The Associated Press
Hence the heavy drinking for oh so many bridezillas. Kirsten Walker of Season 6 was among the thirsty.
She was a theater actor before hitting the show and demonstrating Oscar-worthy drama, warring with her band, lamenting tearily that her dress had been cut too short ("It's called math!") and sobbing "My tan is running" on her wedding day.
Leigh Edwards, a professor at Florida State University in Tallahassee, said "Bridezillas" and their TV kin put a tangle of cultural anxieties on the line.
"At stake is a larger cultural debate about the status of the family as a social unit, i.e. expanded definitions of what counts as a family, questions about whether the household will replace the family as a social unit, questions about how central family is as a social unit at this point in American culture," said Edwards, who wrote "The Triumph of Reality TV: The Revolution of American Television."

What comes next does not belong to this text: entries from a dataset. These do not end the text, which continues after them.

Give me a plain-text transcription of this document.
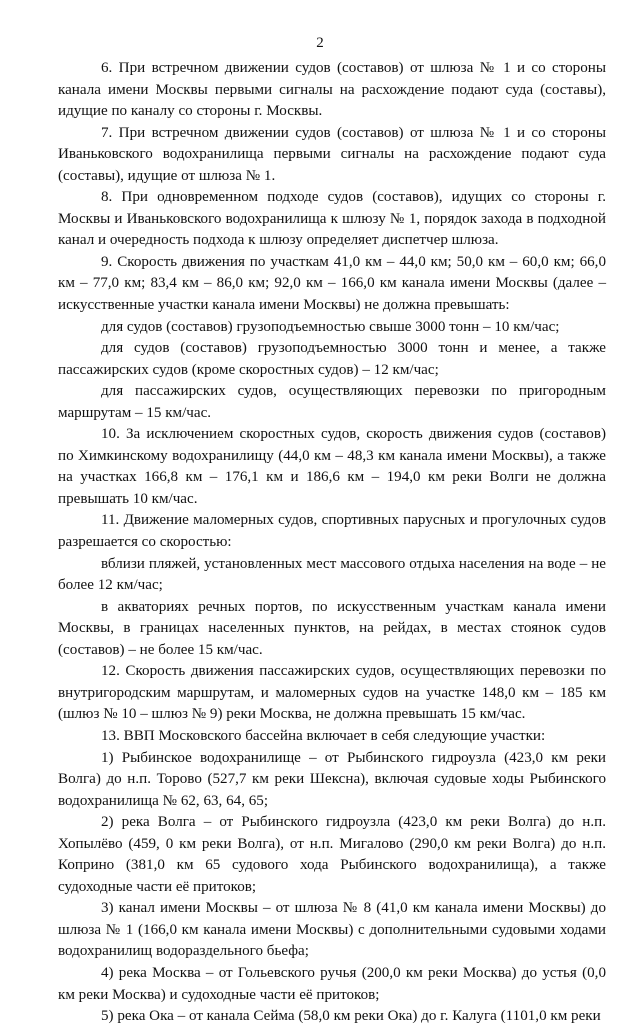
2

6. При встречном движении судов (составов) от шлюза № 1 и со стороны канала имени Москвы первыми сигналы на расхождение подают суда (составы), идущие по каналу со стороны г. Москвы.

7. При встречном движении судов (составов) от шлюза № 1 и со стороны Иваньковского водохранилища первыми сигналы на расхождение подают суда (составы), идущие от шлюза № 1.

8. При одновременном подходе судов (составов), идущих со стороны г. Москвы и Иваньковского водохранилища к шлюзу № 1, порядок захода в подходной канал и очередность подхода к шлюзу определяет диспетчер шлюза.

9. Скорость движения по участкам 41,0 км – 44,0 км; 50,0 км – 60,0 км; 66,0 км – 77,0 км; 83,4 км – 86,0 км; 92,0 км – 166,0 км канала имени Москвы (далее – искусственные участки канала имени Москвы) не должна превышать:

для судов (составов) грузоподъемностью свыше 3000 тонн – 10 км/час;

для судов (составов) грузоподъемностью 3000 тонн и менее, а также пассажирских судов (кроме скоростных судов) – 12 км/час;

для пассажирских судов, осуществляющих перевозки по пригородным маршрутам – 15 км/час.

10. За исключением скоростных судов, скорость движения судов (составов) по Химкинскому водохранилищу (44,0 км – 48,3 км канала имени Москвы), а также на участках 166,8 км – 176,1 км и 186,6 км – 194,0 км реки Волги не должна превышать 10 км/час.

11. Движение маломерных судов, спортивных парусных и прогулочных судов разрешается со скоростью:

вблизи пляжей, установленных мест массового отдыха населения на воде – не более 12 км/час;

в акваториях речных портов, по искусственным участкам канала имени Москвы, в границах населенных пунктов, на рейдах, в местах стоянок судов (составов) – не более 15 км/час.

12. Скорость движения пассажирских судов, осуществляющих перевозки по внутригородским маршрутам, и маломерных судов на участке 148,0 км – 185 км (шлюз № 10 – шлюз № 9) реки Москва, не должна превышать 15 км/час.

13. ВВП Московского бассейна включает в себя следующие участки:

1) Рыбинское водохранилище – от Рыбинского гидроузла (423,0 км реки Волга) до н.п. Торово (527,7 км реки Шексна), включая судовые ходы Рыбинского водохранилища № 62, 63, 64, 65;

2) река Волга – от Рыбинского гидроузла (423,0 км реки Волга) до н.п. Хопылёво (459, 0 км реки Волга), от н.п. Мигалово (290,0 км реки Волга) до н.п. Коприно (381,0 км 65 судового хода Рыбинского водохранилища), а также судоходные части её притоков;

3) канал имени Москвы – от шлюза № 8 (41,0 км канала имени Москвы) до шлюза № 1 (166,0 км канала имени Москвы) с дополнительными судовыми ходами водохранилищ водораздельного бьефа;

4) река Москва – от Гольевского ручья (200,0 км реки Москва) до устья (0,0 км реки Москва) и судоходные части её притоков;

5) река Ока – от канала Сейма (58,0 км реки Ока) до г. Калуга (1101,0 км реки
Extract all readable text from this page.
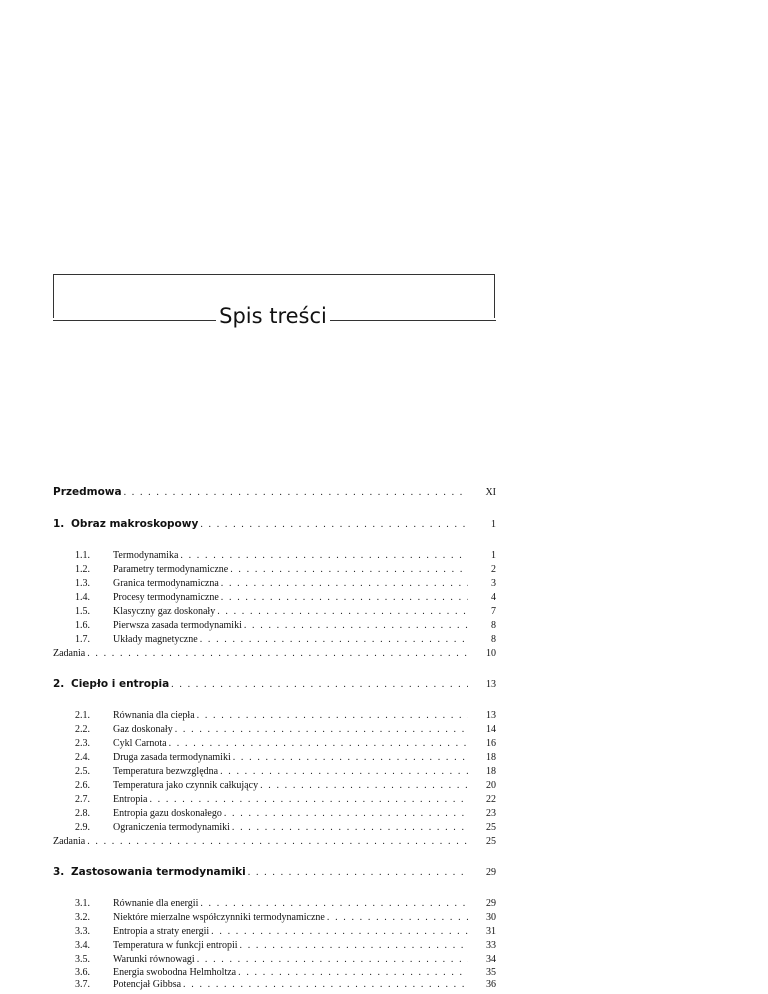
Spis treści
Przedmowa . . .	XI
1. Obraz makroskopowy . . .	1
1.1.	Termodynamika . . .	1
1.2.	Parametry termodynamiczne . . .	2
1.3.	Granica termodynamiczna . . .	3
1.4.	Procesy termodynamiczne . . .	4
1.5.	Klasyczny gaz doskonały . . .	7
1.6.	Pierwsza zasada termodynamiki . . .	8
1.7.	Układy magnetyczne . . .	8
Zadania . . .	10
2. Ciepło i entropia . . .	13
2.1.	Równania dla ciepła . . .	13
2.2.	Gaz doskonały . . .	14
2.3.	Cykl Carnota . . .	16
2.4.	Druga zasada termodynamiki . . .	18
2.5.	Temperatura bezwzględna . . .	18
2.6.	Temperatura jako czynnik całkujący . . .	20
2.7.	Entropia . . .	22
2.8.	Entropia gazu doskonałego . . .	23
2.9.	Ograniczenia termodynamiki . . .	25
Zadania . . .	25
3. Zastosowania termodynamiki . . .	29
3.1.	Równanie dla energii . . .	29
3.2.	Niektóre mierzalne współczynniki termodynamiczne . . .	30
3.3.	Entropia a straty energii . . .	31
3.4.	Temperatura w funkcji entropii . . .	33
3.5.	Warunki równowagi . . .	34
3.6.	Energia swobodna Helmholtza . . .	35
3.7.	Potencjał Gibbsa . . .	36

Walker and husband Seth also landed on "Marriage Boot Camp," noting at the start that they no longer slept in the same room most nights. They now have a 2-year-old daughter who Walker happily dresses in tutus.
"I think that every bride has a bridezilla in her," she said from Dunedin, Fla., outside Tampa. "The people they put on 'Bridezillas' just happen to maybe get a little bit crazier than some of the others in the world."
Crazy is one thing. (Hello Jeanine of Season 9 and your in-law hating infamy.) But made crazy by the wedding process is another.
Alpha-bride Calisse Latta of Season 3 did the proposing to hubby De'Andre.
As her DIY wedding approached, she threatened a dress seller with a punch and a lawsuit when he gave her the wrong size for a flower girl. She fell seriously apart when her father went missing the day before the wedding and melted down on her sister for defying her over the timing of a rehearsal just hours before the ceremony.
Then the rings went missing, prompting her mad dash around town only to realize she had them all along at the church.
"They don't coach you or tell you to do anything. My husband was like, this is all you in your natural form. You see this? This is you," Latta laughed.
Happily married with two sons, what's the rage level these days for this bridezilla alum in Los Angeles?
"I try not to get so upset or angry, but it's taken time to implement," Latta said nearly seven years after her episodes aired.
And was she fairly portrayed? "Yes, unfortunately."